Nuno Mendes tinha 19 anos quando saiu de Lisboa. Na altura não pensava muito no que se comia ou como se comia na sua cidade. Foi só muitas décadas mais tarde que sentiu necessidade de voltar às suas memórias. E percebeu que elas continuavam lá, fortes – os cheiros, os sabores, os hábitos.

O chef português que se tornou famoso em Londres, onde hoje tem, entre outros projectos, a Taberna do Mercado com cozinha de base portuguesa, acaba de lançar em inglês Lisboeta, um livro, de receitas e não só, que parte dessas memórias (com fotografias do britânico Andrew Montgomery). “É um pouco baseado no que eu me lembrava de comer em Lisboa, ir ao café de manhã, comer uns salgadinhos ou um bolo com o café, petiscar ao final da tarde, coisas como o pica-pau ou a meia desfeita, que são únicas e têm uma história interessante. É a cozinha do desenrasca e tem piada por ser assim”, conta à Fugas.

Há muito tempo que vive fora de Portugal, mas nos últimos anos foi regressando cada vez com maior frequência. Durante essas ausências intercaladas com visitas foi vivendo sensações diferentes. “Quando fui para a Califórnia e comecei a trabalhar na área da cozinha sentia-me privilegiado porque conhecia o produto. Lembro-me de estar na escola [de cozinha] e haver pessoas que nunca tinham visto uma lula inteira, que quase não associavam a ideia de uma vaca a um bife.”

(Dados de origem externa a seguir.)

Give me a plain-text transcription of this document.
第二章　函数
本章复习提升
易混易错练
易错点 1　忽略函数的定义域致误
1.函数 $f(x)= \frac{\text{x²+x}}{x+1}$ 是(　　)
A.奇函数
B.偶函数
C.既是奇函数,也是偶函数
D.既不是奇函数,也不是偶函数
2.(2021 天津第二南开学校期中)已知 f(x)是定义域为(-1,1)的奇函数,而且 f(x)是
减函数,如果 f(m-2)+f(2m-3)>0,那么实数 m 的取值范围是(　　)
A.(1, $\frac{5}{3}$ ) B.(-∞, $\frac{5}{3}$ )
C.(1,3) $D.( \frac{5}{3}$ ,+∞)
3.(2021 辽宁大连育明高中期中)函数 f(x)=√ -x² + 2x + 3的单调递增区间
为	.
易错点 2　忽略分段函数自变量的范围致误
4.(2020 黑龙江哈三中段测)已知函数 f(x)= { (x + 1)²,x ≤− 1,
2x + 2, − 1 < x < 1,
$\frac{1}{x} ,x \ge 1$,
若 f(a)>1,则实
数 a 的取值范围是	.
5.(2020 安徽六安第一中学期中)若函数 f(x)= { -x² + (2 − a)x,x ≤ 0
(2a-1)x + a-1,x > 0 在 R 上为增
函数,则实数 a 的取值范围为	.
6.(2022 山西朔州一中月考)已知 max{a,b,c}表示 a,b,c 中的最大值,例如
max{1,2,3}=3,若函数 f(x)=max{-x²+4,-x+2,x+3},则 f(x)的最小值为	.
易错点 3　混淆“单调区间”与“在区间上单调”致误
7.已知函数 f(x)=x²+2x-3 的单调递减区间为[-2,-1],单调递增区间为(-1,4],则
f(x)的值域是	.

Ele, apesar de ser lisboeta, tinha uma avó alentejana e grande parte das suas memórias de infância têm a ver com ela. “A minha avó tinha uma boa amiga, as duas passavam o tempo todo a cozinhar e a conversar sobre cozinha. Eu tinha uns cinco ou seis anos e passava horas e horas a ouvi-las e a provar as coisas. Lembro-me de acordar de manhã e sentir o cheiro da levedura, dos pastéis de massa tenra.”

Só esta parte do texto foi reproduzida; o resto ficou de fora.